Here’s what Chrome says:
The error "Access to fetch... from origin 'null' has been blocked by CORS policy: Request had a target IP address space of unknown yet the resource is in address space loopback" means your web page, loaded from a local file (file:///) and thus having a null origin, is trying to access a local server (127.0.0.1) which is blocked by browser security (CORS and Private Network Access). The best fix is to serve your frontend web page from a local web server (e.g., http://localhost:8000) during development. Alternatively, configure your backend to explicitly allow null origin and Access-Control-Allow-Private-Network: true headers, but this is less secure.
The LNA adoption guide here has instructions on how to allow iFrames to make local network requests. In short, just needs the tag allow=”local-network-access”. I’m not sure if this is something Retool could add as a flag or not. If so, it would be really, really appreciated.
I was just looking at something similar.
As you probably guessed, custom components are indeed rendered within an iframe and it's not currently possible to add specific policies to its allow property. There is some precedent for adding new default policies, but this one should probably be considered optional. I'll talk to the rest of the team about options and give you an update as soon as I can!
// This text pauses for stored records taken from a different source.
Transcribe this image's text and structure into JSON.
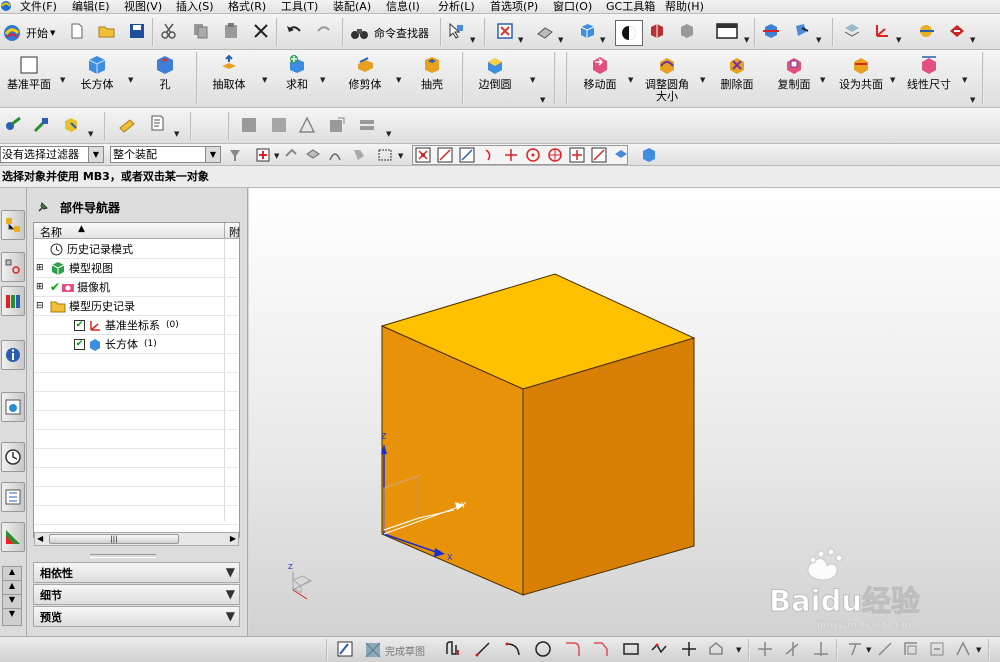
{
  "menu": [
    "文件(F)",
    "编辑(E)",
    "视图(V)",
    "插入(S)",
    "格式(R)",
    "工具(T)",
    "装配(A)",
    "信息(I)",
    "分析(L)",
    "首选项(P)",
    "窗口(O)",
    "GC工具箱",
    "帮助(H)"
  ],
  "toolbar1": {
    "start_label": "开始",
    "command_finder_label": "命令查找器"
  },
  "features": [
    {
      "label": "基准平面"
    },
    {
      "label": "长方体"
    },
    {
      "label": "孔"
    },
    {
      "label": "抽取体"
    },
    {
      "label": "求和"
    },
    {
      "label": "修剪体"
    },
    {
      "label": "抽壳"
    },
    {
      "label": "边倒圆"
    },
    {
      "label": "移动面"
    },
    {
      "label": "调整圆角大小"
    },
    {
      "label": "删除面"
    },
    {
      "label": "复制面"
    },
    {
      "label": "设为共面"
    },
    {
      "label": "线性尺寸"
    }
  ],
  "selection": {
    "filter_value": "没有选择过滤器",
    "scope_value": "整个装配"
  },
  "status_prompt": "选择对象并使用 MB3，或者双击某一对象",
  "navigator": {
    "title": "部件导航器",
    "column_name": "名称",
    "column_extra": "附",
    "items": [
      {
        "label": "历史记录模式"
      },
      {
        "label": "模型视图"
      },
      {
        "label": "摄像机"
      },
      {
        "label": "模型历史记录"
      },
      {
        "label": "基准坐标系",
        "count": "(0)"
      },
      {
        "label": "长方体",
        "count": "(1)"
      }
    ],
    "panels": [
      "相依性",
      "细节",
      "预览"
    ]
  },
  "bottom": {
    "finish_sketch_label": "完成草图"
  },
  "watermark": {
    "brand": "Baidu经验",
    "url": "jingyan.baidu.com"
  },
  "triad_labels": {
    "z": "Z",
    "y": "Y",
    "x": "X"
  },
  "colors": {
    "cube_top": "#FFC000",
    "cube_front": "#E8920A",
    "cube_side": "#D87F05",
    "accent": "#1a5fb4"
  }
}
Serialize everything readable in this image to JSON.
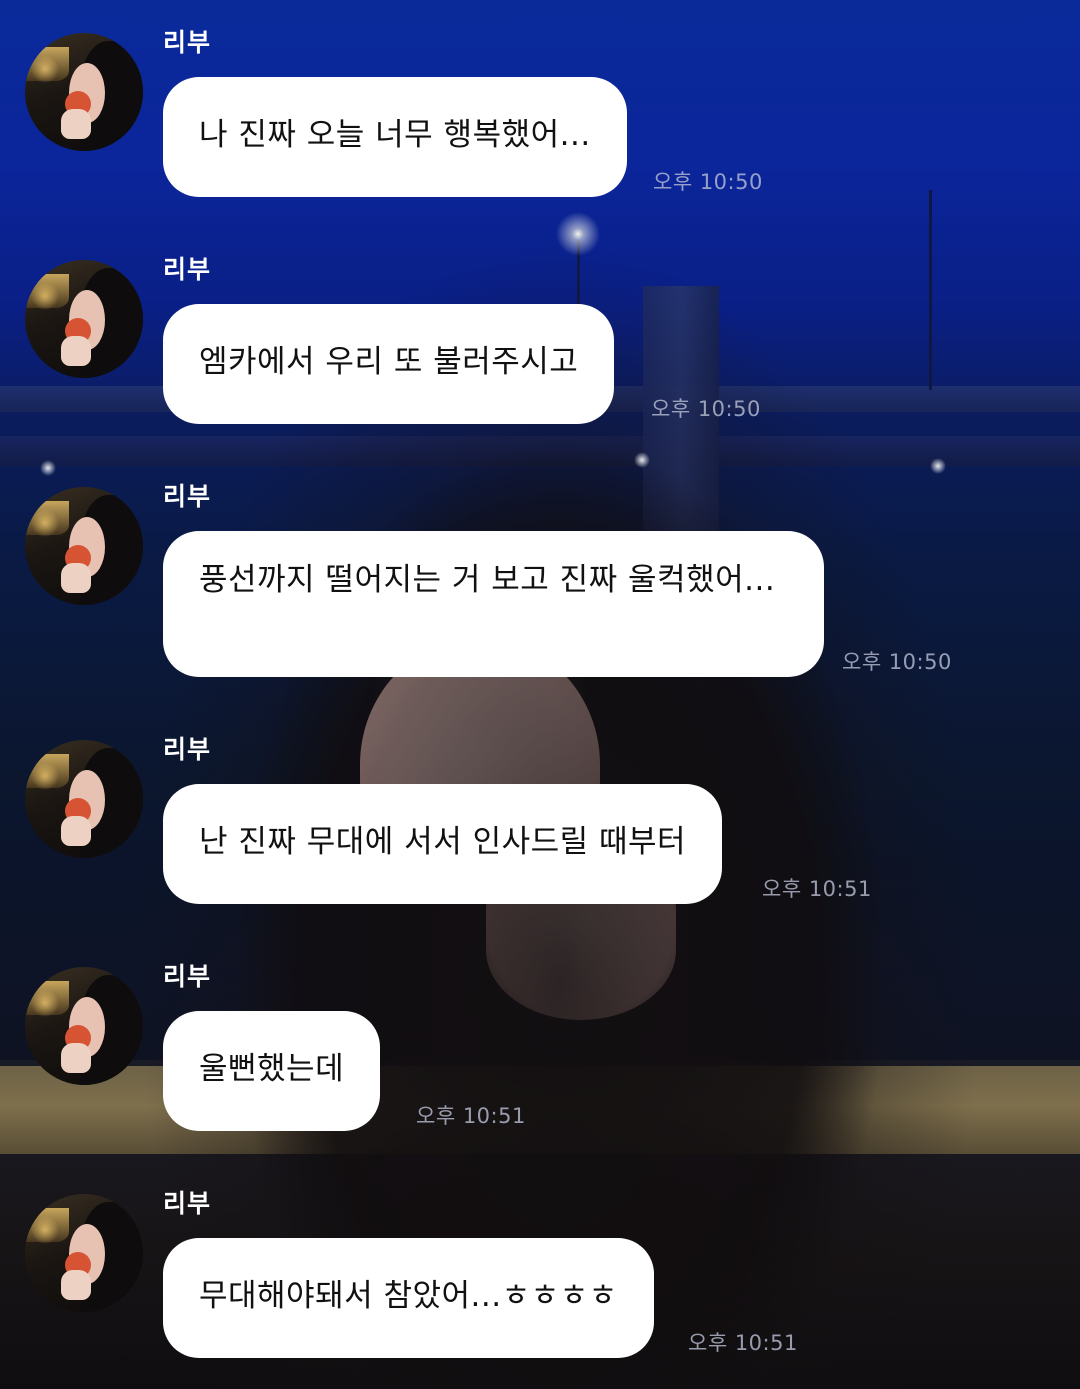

Of course! I understand it’s not something to be done lightly. Thank you for checking in on it!
Calling local resources from javascript scripts within a standard code block ( i.e., not from within a custom component) also seems to be blocked in a similar way. Any chance of enabling those as well, or is that out of reach?
I think it's less likely, but I can follow up on that at the same time. We used to support full customization of the sandboxed execution environment on self-hosted instances, but deprecated the corresponding environment variable when upgrading the runtime. It's still possible to make certain modifications to the way embedded content is executed, though.